With all that in mind, we are talking about explosions, however controlled they may be. Luckily, some of the greatest mining safety tools also promote efficiency. According to a study by the Department of Mining Engineering at the Federal University of Technology in Akure, Nigeria, to protect workers from inefficiency, as well as safety hazards like fly rocks, miners should pay closer attention to rockmass and blast parameters. Just as a well-executed fragmentation sets up workers for ideal extraction conditions, a comprehensive assessment of rock density and placement of explosives enhance the effectiveness of the fragmentation. Additionally, competent adjustments to blast hole diameters and borehole depth reduces overburden and minimizes extraneous equipment use, which again, cuts down on energy, wear-and-tear, and time spent on-site that detracts from extraction.
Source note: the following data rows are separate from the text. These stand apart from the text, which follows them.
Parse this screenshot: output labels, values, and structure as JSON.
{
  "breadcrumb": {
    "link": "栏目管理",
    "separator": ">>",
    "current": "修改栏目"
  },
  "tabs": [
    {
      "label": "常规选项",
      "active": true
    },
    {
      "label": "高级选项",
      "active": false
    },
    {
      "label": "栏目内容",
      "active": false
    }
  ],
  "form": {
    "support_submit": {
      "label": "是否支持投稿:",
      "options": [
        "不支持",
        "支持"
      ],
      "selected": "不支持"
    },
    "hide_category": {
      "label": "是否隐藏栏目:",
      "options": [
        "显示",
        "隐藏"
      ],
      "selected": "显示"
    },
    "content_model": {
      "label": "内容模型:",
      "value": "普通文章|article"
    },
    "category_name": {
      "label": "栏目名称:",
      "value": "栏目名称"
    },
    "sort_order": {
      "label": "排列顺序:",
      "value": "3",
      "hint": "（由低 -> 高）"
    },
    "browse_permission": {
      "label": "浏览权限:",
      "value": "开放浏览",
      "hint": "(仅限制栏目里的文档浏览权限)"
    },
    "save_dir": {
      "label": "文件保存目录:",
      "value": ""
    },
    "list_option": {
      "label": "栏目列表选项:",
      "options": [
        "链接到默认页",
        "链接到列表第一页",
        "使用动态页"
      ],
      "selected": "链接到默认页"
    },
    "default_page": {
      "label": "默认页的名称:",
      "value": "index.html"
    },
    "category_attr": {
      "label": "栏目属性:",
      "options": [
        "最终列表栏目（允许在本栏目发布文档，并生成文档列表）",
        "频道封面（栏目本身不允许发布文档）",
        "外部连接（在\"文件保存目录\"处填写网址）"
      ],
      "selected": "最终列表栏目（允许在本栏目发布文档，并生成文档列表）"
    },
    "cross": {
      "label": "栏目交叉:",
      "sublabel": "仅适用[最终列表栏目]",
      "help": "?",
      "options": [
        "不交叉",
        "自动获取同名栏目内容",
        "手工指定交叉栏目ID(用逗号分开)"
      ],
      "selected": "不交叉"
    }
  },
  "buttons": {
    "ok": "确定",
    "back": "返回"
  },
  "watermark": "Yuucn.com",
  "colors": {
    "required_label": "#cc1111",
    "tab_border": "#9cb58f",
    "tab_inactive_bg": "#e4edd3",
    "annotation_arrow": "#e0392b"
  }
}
When an occupation includes handling high explosives as part of the job description, it can feel as though a piece of everyday operations will be left to chance. However, mining professionals know that’s far from the truth. Businesses can takes steps toward calibrating their fragmentation, fine tuning it until it maximizes production and mining safety.

“Without ample attention paid to communication services, miners and engineers can lose productivity and decrease mining safety.”

Signal strength
Communication in the mining industry remains a multifaceted issue with a variety of considerations. Mining is one of the rare instances of workers performing 12 to 14 hour shifts over many consecutive days. In this business model, foremen and managers get the most out of their teams, which keeps production moving and on quota. That said, without ample attention paid to communication services, miners and engineers can lose productivity and the resources they need to stay safe.

Network communication provider Globecomm broke down mining communication into two basic hemispheres: reachback and mine site communication. Reachback communication connects the quarry with the outside world via telecommunications and Internet, typically used as a means for connecting “boots on the ground” with headquarters. However, as the Internet continues to grow in popularity as a source of entertainment, a reliable Wi-Fi or wired connection for workers to use during downtime keeps spirits high after intense physical labor. Moreover, during the workday, reliable web services and telecommunications also allow miners to perform research, supplying them with the information they need to do their jobs safely and efficiently.

To that same end, high-quality communication between workers can not only keep continuous processes in full swing, but at a blast site that uses explosives and industrial equipment to rend solid rock, it can also save lives in an industry. Workers should always have a reliable channel of communication to prevent accidental injuries. Additionally, as mining technology continues to advance, companies will also begin integrating more data-powered machinery, which will also require a strong network connection on which to transmit information.

Foremen, miners and engineers understand mining safety is not an option in their line of work, but a necessity, one that doesn’t have to be leveraged against filling orders on time and at allocation. By employing mining safety measures as a means to highlight areas of operation in need of an efficiency boost, these workers can have the best of both worlds.